Just last month Trudeau said the federal government will tax marijuana sales and share it with the provinces. By the time it is available in stores, the price will be so high with the federal sales tax and the HST tax it will only create an enormous black market business in this drug. The main purpose of legalization is decriminalizing the sale and use of the drug and to control the quality while keeping its distribution out of the hands of drug dealers. And yet until the new law comes into effect, it is still a criminal offence to buy, sell or use marijuana unless you have a special card to use it legally for health reasons. From now until next July, people may be caught and wind up with criminal records for the rest of their lives. Such a waste of the police departments and the judicial court system.
Cannabis Dispensaries
Ontario has also vowed to crack down on cannabis dispensaries, to shut them down and prosecute. Theoretically it is a legitimate thing to do but practically it is just plain stupid.
The province plans to open 40 province-run cannabis stores next year, 80 by 2019 and 150 by 2020. This is clearly inadequate in a province where there are 650 LCBO outlets and over 1500 pharmacies. To pretend that online sales can fill the void is a joke.

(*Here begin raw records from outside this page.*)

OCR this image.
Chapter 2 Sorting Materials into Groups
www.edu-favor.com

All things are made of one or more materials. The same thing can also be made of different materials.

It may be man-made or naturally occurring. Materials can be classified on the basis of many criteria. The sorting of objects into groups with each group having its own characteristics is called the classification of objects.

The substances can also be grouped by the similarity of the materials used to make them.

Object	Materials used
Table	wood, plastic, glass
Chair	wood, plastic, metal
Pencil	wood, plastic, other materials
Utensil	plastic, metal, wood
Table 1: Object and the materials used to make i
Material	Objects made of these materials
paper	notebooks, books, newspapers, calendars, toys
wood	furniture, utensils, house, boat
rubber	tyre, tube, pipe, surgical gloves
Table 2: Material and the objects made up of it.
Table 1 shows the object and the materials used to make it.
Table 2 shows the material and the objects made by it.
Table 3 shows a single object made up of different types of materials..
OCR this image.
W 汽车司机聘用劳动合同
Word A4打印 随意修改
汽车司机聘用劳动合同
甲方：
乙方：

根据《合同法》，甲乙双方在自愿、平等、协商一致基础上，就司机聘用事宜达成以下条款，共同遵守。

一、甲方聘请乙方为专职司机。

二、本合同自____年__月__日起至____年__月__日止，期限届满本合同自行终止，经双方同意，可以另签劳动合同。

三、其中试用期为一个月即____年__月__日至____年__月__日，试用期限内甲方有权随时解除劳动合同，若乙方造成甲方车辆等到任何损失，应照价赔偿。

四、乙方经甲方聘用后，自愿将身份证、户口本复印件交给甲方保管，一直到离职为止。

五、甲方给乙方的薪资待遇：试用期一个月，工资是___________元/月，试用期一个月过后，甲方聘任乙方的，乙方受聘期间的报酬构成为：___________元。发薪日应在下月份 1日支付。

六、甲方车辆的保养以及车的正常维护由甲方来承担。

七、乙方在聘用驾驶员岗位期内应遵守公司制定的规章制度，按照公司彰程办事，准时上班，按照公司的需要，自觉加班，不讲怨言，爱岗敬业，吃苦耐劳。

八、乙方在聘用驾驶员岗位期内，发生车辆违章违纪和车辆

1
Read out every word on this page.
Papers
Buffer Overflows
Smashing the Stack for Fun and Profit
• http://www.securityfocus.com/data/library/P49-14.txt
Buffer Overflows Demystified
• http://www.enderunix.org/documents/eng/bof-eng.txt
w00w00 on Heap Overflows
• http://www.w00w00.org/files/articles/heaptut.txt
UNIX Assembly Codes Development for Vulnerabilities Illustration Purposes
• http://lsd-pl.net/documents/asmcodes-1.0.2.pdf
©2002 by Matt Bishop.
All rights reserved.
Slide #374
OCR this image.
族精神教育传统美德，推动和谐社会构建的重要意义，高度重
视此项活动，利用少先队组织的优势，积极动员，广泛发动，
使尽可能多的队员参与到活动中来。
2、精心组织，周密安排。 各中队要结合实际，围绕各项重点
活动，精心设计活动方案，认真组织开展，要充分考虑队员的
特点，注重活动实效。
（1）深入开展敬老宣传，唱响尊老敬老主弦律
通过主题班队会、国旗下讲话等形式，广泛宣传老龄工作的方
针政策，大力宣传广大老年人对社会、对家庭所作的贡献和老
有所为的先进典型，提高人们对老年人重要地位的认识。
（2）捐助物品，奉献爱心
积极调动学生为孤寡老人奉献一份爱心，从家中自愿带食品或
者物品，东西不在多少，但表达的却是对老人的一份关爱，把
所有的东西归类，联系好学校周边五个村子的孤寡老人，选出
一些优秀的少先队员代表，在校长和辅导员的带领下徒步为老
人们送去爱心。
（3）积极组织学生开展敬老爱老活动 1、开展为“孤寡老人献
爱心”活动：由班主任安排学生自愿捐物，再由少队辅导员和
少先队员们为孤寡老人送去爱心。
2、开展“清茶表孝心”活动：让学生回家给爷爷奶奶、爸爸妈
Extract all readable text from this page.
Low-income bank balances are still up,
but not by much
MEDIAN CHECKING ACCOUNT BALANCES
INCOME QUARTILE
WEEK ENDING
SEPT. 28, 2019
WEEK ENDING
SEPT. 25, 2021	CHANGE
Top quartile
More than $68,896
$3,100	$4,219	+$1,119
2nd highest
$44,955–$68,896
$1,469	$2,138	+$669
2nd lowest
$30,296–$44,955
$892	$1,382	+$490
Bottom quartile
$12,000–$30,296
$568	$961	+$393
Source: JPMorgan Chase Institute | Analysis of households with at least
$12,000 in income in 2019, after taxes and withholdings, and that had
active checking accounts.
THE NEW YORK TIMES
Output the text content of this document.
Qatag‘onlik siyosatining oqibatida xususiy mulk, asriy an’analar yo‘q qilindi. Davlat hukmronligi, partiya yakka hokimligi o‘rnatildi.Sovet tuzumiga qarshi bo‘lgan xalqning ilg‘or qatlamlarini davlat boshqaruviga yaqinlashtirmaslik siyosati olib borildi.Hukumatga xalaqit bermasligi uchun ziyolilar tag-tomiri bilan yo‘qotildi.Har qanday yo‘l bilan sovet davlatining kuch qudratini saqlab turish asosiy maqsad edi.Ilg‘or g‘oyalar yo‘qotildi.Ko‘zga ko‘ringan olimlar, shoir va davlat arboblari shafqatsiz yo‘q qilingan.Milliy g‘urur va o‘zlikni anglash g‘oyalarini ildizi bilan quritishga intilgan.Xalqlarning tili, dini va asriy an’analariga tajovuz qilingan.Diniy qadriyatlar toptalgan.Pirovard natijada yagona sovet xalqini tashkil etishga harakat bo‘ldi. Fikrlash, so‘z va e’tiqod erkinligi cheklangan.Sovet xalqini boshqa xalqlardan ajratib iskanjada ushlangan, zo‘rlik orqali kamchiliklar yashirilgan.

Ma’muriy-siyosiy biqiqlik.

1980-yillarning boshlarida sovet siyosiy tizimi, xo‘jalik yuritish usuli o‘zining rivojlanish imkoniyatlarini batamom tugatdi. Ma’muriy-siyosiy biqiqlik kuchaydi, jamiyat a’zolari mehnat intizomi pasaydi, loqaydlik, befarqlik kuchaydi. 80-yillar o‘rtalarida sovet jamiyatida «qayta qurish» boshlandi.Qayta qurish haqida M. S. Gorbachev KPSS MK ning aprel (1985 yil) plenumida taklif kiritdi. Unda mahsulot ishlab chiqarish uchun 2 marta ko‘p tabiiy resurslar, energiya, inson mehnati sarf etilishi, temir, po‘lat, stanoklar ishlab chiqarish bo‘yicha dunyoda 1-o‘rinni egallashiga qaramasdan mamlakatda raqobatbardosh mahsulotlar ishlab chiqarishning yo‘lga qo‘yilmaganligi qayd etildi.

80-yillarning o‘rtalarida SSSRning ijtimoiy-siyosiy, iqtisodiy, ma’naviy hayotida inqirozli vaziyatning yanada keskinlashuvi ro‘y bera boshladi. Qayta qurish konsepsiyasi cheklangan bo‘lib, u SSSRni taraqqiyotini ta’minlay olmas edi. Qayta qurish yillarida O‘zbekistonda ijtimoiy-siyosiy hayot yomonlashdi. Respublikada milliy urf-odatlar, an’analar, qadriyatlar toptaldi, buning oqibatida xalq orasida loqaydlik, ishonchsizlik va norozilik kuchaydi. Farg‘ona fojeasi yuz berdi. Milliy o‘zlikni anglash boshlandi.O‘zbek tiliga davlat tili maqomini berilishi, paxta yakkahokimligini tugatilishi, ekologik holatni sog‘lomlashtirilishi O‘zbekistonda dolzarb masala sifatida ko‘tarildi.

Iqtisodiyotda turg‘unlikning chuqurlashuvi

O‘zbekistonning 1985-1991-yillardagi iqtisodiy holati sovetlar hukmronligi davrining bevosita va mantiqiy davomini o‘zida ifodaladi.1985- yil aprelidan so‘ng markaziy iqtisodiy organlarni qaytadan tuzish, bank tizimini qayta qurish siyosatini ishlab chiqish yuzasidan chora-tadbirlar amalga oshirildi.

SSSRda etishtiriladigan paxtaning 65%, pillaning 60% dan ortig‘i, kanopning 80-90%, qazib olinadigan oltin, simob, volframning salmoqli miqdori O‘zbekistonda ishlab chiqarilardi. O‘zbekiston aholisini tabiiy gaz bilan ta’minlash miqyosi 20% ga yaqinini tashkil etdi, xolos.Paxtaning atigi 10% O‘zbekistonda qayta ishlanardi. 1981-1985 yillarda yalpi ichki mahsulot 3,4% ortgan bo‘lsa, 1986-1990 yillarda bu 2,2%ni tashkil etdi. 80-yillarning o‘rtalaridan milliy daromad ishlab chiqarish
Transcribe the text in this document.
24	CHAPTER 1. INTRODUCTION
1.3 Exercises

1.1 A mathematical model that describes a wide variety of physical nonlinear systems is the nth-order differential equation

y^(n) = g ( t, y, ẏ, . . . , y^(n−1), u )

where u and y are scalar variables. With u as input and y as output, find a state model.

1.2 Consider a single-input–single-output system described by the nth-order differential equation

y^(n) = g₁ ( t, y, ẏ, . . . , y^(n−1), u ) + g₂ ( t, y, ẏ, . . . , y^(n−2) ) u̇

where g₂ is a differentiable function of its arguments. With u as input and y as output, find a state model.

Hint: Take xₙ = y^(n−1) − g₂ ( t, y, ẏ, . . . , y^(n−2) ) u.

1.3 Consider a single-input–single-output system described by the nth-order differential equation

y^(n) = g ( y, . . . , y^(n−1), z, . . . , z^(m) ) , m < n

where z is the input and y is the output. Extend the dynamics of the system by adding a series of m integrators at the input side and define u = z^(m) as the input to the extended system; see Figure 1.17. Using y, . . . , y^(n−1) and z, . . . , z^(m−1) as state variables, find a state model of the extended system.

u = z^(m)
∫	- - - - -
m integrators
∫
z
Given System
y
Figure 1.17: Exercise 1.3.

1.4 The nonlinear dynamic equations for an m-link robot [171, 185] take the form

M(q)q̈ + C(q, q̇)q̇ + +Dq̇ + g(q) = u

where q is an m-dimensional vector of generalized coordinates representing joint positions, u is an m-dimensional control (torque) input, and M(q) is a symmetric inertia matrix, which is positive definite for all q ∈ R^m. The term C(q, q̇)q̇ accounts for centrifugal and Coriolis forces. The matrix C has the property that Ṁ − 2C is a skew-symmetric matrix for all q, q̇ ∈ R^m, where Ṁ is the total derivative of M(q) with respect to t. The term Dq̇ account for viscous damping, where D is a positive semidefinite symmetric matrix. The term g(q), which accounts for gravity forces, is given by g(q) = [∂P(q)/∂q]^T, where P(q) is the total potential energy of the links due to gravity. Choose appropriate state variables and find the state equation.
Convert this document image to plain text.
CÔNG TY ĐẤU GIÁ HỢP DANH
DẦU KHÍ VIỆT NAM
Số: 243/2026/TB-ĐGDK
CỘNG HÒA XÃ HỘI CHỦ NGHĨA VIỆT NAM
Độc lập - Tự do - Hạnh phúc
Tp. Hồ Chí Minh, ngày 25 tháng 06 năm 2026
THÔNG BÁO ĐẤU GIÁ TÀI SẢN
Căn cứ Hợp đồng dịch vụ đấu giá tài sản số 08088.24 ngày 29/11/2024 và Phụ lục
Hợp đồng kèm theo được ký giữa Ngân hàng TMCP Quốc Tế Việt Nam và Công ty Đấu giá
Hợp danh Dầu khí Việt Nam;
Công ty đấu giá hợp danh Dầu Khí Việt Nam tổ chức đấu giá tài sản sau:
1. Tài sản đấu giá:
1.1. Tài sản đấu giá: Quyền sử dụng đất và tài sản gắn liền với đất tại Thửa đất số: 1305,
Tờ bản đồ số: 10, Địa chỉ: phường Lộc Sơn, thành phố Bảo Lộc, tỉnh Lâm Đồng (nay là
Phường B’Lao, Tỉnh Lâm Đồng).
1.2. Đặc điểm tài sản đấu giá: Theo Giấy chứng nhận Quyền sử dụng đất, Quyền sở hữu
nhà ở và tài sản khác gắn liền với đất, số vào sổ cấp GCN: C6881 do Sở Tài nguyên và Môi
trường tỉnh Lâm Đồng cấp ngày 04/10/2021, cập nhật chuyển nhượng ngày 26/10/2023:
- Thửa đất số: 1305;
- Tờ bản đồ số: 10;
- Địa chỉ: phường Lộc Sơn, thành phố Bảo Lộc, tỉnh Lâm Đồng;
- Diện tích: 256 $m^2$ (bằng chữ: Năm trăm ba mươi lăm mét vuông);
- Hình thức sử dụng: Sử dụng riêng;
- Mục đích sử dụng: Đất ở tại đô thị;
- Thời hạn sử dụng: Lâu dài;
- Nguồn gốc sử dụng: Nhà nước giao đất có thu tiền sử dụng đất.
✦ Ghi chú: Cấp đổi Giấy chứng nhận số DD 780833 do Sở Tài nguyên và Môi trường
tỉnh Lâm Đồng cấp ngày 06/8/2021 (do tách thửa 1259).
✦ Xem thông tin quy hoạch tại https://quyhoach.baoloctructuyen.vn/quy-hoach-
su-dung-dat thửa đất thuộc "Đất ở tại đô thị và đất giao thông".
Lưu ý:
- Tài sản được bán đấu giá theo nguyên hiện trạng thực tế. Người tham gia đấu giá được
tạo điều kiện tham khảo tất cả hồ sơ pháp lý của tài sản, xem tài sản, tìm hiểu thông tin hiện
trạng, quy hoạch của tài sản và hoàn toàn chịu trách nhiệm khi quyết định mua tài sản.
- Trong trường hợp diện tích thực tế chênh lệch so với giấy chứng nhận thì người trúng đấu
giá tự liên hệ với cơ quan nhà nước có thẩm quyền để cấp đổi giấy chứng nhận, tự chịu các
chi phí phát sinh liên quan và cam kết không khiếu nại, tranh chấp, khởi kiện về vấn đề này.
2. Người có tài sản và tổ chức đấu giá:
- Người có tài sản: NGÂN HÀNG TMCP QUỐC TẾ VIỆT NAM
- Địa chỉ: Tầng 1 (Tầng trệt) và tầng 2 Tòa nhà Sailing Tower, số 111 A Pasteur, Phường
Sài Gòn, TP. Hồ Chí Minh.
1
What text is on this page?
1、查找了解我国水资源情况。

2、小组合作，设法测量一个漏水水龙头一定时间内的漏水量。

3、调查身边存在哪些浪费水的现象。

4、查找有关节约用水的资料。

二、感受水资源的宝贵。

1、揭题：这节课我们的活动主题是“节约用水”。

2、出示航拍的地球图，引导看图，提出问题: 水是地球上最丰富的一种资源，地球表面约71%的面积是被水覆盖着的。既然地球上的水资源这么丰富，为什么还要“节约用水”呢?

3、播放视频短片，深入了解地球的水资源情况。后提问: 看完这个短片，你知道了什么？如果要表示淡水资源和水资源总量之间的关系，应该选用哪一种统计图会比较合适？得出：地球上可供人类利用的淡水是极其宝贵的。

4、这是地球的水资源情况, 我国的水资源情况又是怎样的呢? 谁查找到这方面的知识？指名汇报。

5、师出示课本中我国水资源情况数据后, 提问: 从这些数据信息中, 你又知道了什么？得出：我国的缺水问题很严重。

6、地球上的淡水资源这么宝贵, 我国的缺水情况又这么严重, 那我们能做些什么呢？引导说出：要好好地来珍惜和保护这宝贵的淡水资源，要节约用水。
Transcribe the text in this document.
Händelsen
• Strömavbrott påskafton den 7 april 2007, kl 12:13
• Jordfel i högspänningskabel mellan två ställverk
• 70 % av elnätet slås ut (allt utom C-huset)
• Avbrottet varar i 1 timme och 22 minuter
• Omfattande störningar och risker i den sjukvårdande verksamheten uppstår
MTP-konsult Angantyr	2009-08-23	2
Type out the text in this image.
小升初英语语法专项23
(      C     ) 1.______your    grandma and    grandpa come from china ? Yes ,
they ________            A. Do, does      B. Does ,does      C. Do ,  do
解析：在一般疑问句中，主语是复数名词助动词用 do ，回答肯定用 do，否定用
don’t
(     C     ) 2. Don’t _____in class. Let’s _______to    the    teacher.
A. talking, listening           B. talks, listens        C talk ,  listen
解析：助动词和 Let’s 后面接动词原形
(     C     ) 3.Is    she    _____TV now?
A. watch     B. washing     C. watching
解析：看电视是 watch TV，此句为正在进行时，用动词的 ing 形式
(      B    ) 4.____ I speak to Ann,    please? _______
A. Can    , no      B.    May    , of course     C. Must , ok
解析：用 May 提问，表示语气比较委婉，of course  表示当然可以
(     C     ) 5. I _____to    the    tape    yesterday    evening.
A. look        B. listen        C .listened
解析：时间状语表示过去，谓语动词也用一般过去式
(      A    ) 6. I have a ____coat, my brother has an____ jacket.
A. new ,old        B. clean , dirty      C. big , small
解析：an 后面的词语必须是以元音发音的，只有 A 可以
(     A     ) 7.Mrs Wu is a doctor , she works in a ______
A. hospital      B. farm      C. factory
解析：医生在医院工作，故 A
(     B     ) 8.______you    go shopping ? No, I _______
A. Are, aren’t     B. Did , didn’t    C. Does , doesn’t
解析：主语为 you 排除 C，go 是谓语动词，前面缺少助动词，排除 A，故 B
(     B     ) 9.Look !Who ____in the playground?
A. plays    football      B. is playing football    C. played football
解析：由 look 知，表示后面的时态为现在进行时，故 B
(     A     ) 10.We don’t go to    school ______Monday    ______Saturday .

Instead of raiding dispensaries, of which there are at least 100 in Toronto alone, and prosecuting the poor schmoes who work there, government should be working to regulate these stores. They should also be learning from them, because they offer decent customer service and employ some impressive pot sommeliers. Under the current plan, dispensaries’ customers are more likely to turn to the black market rather than Ontario’s pot stores.
Pricing and Legal limits
There seems to be an unofficial consensus that individual should be able to legally hold 30 grams (one ounce), the equivalent of about 40 joints, depending on how you roll them. In Canada, there are legal minimum prices for alcohol and there will be for cannabis too, likely around $5 a gram. (The price of low quality “medical” marijuana currently.) But we don’t know how heavily it will be taxed.
The possession and sale of marijuana has been illegal in Canada since 1932. Ending prohibition which will take place July 1, 2018 is a significant legal and social change and requires a lot of planning and public policy decisions. The federal task force, chaired by Anne McLellan did a good job of laying out the challenges and fashioning a blueprint. But then they turned it over to each province and just like our health care system, will be different in every province for sure.
They call our elected politicians legislators because their job is to make laws. Many of them are lawyers and they are very good at creating legislation for our country. However, when it comes to business, the government should make the rules but it is the individual entrepreneurs who should be creating and running the business.